Solaris Fault Manager of Solaris™ 10 Operating System function
: [ Solaris Service Manager | Solaris Fault Manager ]
This function reduces service downtime, leading to server process availability improvements.
Solaris Fault Manager reduces service downtime by automatically handling hardware errors, including error detection, error analysis and failed part isolation. The result is a major improvement in server process availability.
This new function provides enhancement to the SPARC Enterprise machine management function called Enhanced Support Facility (ESF). Combined with SPARC Enterprise's own hardware monitoring technology it provides even higher-levels of server failure management.
Hardware error diagnostic mechanism
In Solaris10 the hardware monitoring mechanism has has three main components. The Error Handler detects errors. The Fault Manager receives error information from the Error Handler. The Diagnostic Engine provides the cause and effect resulting from the error information.
Fault Manager records the error to a log file and directs an agent to deactivate any failed component. Finally, an error message is sent to the system console screen providing details to the administrator for remedial action to be taken.

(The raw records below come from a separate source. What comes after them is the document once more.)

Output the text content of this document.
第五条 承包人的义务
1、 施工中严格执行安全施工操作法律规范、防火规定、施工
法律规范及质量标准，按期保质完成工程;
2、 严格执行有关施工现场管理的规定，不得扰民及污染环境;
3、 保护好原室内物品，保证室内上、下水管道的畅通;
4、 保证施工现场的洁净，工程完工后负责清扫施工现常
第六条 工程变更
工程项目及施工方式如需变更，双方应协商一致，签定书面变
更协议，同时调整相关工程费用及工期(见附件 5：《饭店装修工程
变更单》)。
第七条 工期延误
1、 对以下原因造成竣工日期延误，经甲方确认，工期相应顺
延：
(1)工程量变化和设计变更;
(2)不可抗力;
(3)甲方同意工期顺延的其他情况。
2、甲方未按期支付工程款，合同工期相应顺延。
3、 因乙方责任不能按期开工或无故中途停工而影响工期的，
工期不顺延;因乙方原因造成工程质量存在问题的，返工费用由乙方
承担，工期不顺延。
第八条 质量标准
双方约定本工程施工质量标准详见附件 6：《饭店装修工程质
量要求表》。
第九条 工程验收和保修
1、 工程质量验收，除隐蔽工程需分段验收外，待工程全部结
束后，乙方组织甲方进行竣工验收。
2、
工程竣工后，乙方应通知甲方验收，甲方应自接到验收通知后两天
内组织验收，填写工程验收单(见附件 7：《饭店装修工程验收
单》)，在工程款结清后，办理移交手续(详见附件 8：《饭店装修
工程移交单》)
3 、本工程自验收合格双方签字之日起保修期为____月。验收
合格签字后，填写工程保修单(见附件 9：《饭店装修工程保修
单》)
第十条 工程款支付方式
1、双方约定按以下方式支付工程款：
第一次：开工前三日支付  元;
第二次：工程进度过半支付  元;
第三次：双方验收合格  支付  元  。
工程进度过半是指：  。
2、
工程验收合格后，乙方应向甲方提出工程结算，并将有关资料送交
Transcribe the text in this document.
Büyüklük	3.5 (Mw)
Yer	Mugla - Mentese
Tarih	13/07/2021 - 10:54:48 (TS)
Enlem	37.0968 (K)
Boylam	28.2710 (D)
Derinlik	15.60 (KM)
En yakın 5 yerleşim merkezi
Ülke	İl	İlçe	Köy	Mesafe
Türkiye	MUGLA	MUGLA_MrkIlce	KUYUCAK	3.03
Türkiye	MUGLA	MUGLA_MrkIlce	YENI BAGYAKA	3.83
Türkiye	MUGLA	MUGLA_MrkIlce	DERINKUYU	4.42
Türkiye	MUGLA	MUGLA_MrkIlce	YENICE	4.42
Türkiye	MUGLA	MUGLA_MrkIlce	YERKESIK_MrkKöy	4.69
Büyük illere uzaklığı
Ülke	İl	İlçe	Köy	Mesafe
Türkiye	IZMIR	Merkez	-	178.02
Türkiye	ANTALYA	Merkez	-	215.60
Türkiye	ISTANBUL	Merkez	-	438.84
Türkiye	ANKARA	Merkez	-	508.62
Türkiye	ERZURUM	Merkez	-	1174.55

Error message improvements and Knowledge Article Web
Until Solaris 9, system administrators had to infer the occurrence of a server event from the record in the log file ( syslog) and then determine the resolution themselves.
With Solaris 10, error cause and resolution is much easier as all necessary information (Message ID, remedial action, detailed information (URL), etc. is provided in the message automatically displayed on their console.
The URL in the message above refers to the Knowledge Article Web, which Fujitsu and Sun Microsystems provide. These Web pages provide comprehensive details of error and remedial actions.